Film & Television

‘Capernaum’: Sheer Heartbreak
in the Streets of Beirut

The veracity of Capernaum is one of its most powerful elements. Labaki spent six months filming on the streets of Beirut with as small a crew as she could get away with. At times, in a crowded market for example, real life interfered with her shoot and ended up in the movie as customers bought items from one of the actors in between his scripted dialogue. But what gives Capernaum its heart is Labaki’s extraordinary casting. Virtually all of her main characters are played by people she found on the street.

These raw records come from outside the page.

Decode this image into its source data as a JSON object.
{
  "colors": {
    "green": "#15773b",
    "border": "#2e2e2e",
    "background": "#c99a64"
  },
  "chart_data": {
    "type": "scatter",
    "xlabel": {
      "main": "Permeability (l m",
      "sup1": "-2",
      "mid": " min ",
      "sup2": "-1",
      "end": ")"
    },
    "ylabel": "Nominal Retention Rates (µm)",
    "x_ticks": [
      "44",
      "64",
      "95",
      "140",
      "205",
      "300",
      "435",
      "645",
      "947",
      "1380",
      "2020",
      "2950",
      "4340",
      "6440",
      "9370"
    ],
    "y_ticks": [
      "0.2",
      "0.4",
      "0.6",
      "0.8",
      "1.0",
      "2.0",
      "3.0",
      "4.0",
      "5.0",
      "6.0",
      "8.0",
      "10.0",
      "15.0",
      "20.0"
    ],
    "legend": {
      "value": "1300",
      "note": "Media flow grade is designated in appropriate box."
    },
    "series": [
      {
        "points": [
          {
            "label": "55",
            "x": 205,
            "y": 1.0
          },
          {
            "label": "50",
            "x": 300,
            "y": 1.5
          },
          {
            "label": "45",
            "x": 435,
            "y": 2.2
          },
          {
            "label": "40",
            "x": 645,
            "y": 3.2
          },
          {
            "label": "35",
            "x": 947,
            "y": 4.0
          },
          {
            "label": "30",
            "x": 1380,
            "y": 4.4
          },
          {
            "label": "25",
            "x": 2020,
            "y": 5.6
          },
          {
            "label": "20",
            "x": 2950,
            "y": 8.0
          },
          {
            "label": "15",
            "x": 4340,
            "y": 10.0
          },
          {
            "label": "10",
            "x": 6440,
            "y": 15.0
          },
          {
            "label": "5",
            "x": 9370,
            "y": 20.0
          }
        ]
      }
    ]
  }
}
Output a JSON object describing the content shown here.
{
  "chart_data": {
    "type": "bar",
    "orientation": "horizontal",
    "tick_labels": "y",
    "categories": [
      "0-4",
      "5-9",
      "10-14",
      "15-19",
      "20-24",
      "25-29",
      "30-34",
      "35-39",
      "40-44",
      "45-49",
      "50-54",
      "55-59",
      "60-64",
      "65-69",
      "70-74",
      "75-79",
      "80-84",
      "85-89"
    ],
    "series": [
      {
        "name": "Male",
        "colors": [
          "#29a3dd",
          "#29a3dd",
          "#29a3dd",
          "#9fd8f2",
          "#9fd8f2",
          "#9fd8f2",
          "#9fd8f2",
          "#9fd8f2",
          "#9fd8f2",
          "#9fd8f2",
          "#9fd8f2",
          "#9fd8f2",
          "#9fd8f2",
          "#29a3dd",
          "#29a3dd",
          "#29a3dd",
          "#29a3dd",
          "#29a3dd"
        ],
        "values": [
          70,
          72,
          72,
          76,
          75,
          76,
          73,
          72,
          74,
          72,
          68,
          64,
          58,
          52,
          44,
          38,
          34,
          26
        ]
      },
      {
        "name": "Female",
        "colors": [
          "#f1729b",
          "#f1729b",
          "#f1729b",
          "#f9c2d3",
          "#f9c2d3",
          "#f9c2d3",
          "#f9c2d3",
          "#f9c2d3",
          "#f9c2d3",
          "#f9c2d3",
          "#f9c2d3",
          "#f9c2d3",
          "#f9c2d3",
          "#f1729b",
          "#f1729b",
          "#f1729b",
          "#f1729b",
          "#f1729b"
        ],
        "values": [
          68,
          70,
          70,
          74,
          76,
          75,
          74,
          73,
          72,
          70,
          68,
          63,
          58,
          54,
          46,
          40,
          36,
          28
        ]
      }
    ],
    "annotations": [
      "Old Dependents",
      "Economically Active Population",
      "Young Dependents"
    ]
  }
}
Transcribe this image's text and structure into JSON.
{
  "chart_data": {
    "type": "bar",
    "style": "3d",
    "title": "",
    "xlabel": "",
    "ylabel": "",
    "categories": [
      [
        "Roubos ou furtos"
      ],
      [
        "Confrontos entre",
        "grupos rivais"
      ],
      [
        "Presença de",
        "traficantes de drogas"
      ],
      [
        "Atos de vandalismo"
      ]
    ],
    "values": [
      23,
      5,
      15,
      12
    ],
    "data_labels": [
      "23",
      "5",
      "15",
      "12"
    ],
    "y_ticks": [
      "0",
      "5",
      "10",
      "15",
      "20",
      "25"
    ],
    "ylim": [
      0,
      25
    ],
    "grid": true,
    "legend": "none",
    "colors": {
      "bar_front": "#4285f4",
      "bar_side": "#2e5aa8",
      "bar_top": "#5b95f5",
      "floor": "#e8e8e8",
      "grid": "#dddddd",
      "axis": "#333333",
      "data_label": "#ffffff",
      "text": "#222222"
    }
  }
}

A beautiful young boy named Zain Al Rafeea plays the movie’s protagonist Zain. Al Rafeea was a Syrian refugee facing many of the challenges of his onscreen persona. It is remarkable how he carries the movie with such truth and anger and grace. Yordanos Shiferaw, the young Eritrean woman who plays Rahil, was actually working in Beirut without papers, and in a freakish example of real life resembling art, was arrested during the filming. Labaki had to bail her out of jail. The parents of Boluwatife Treasure Bankole, the baby girl who played baby boy Yonas, were also detained at one point and the toddler had to live with the crew until Labaki could get the couple released.

Perhaps most poignant of all, Haita ‘Cedra’ Izzam, the lovely young girl who plays doomed child-bride Sahar, was found selling Chicklets to passing cars on the street. As Labaki remembers, the casting directors “found her and she came to the office  . . . and as soon as I saw her, I knew the sadness in her eyes was something that was unbearable to watch. She has such wisdom towards what’s happening to her in real life, so it’s as if you can’t escape it, and I knew that she should be Sahar.”

Clearly a labor of love as well as a magnificent piece of art, Capernaum was a difficult project. Filming real-life as well as scripted material, Labaki ended up with 500 hours of footage. Her husband, the film’s composer and producer Khaled Mouzanar, mortgaged their home without letting Labaki know in order to keep the production going. But the rewards have been extraordinary.

Capernaum won the Jury Prize at Cannes and received a 15-minute standing ovation. It is nominated for Best Foreign Language Film in the upcoming Academy Awards (notably, Labaki is the only woman director who is nominated for a feature film).

Perhaps more importantly, or at least closer to Labaki’s heart, Capernaum was able to make a difference for some of the people who made her movie so very powerful. She sponsored Shiferaw so the woman can stay in Lebanon. She was able to work with the U.N.’s Refugee Agency to help Al Rafeea, Izzam, and their families. And, after she filmed in a garage that had been turned into a makeshift and overcrowded prison, the city elected to close it.

Capernaum is at times difficult to watch, but it bears witness to the near-hopeless lives of so many of the world’s children: homeless, hungry, and undocumented. Feeling helpless in the face of such despair, we turn away too often. In her unforgettable film, Labaki challenges all of us to stop and really see them.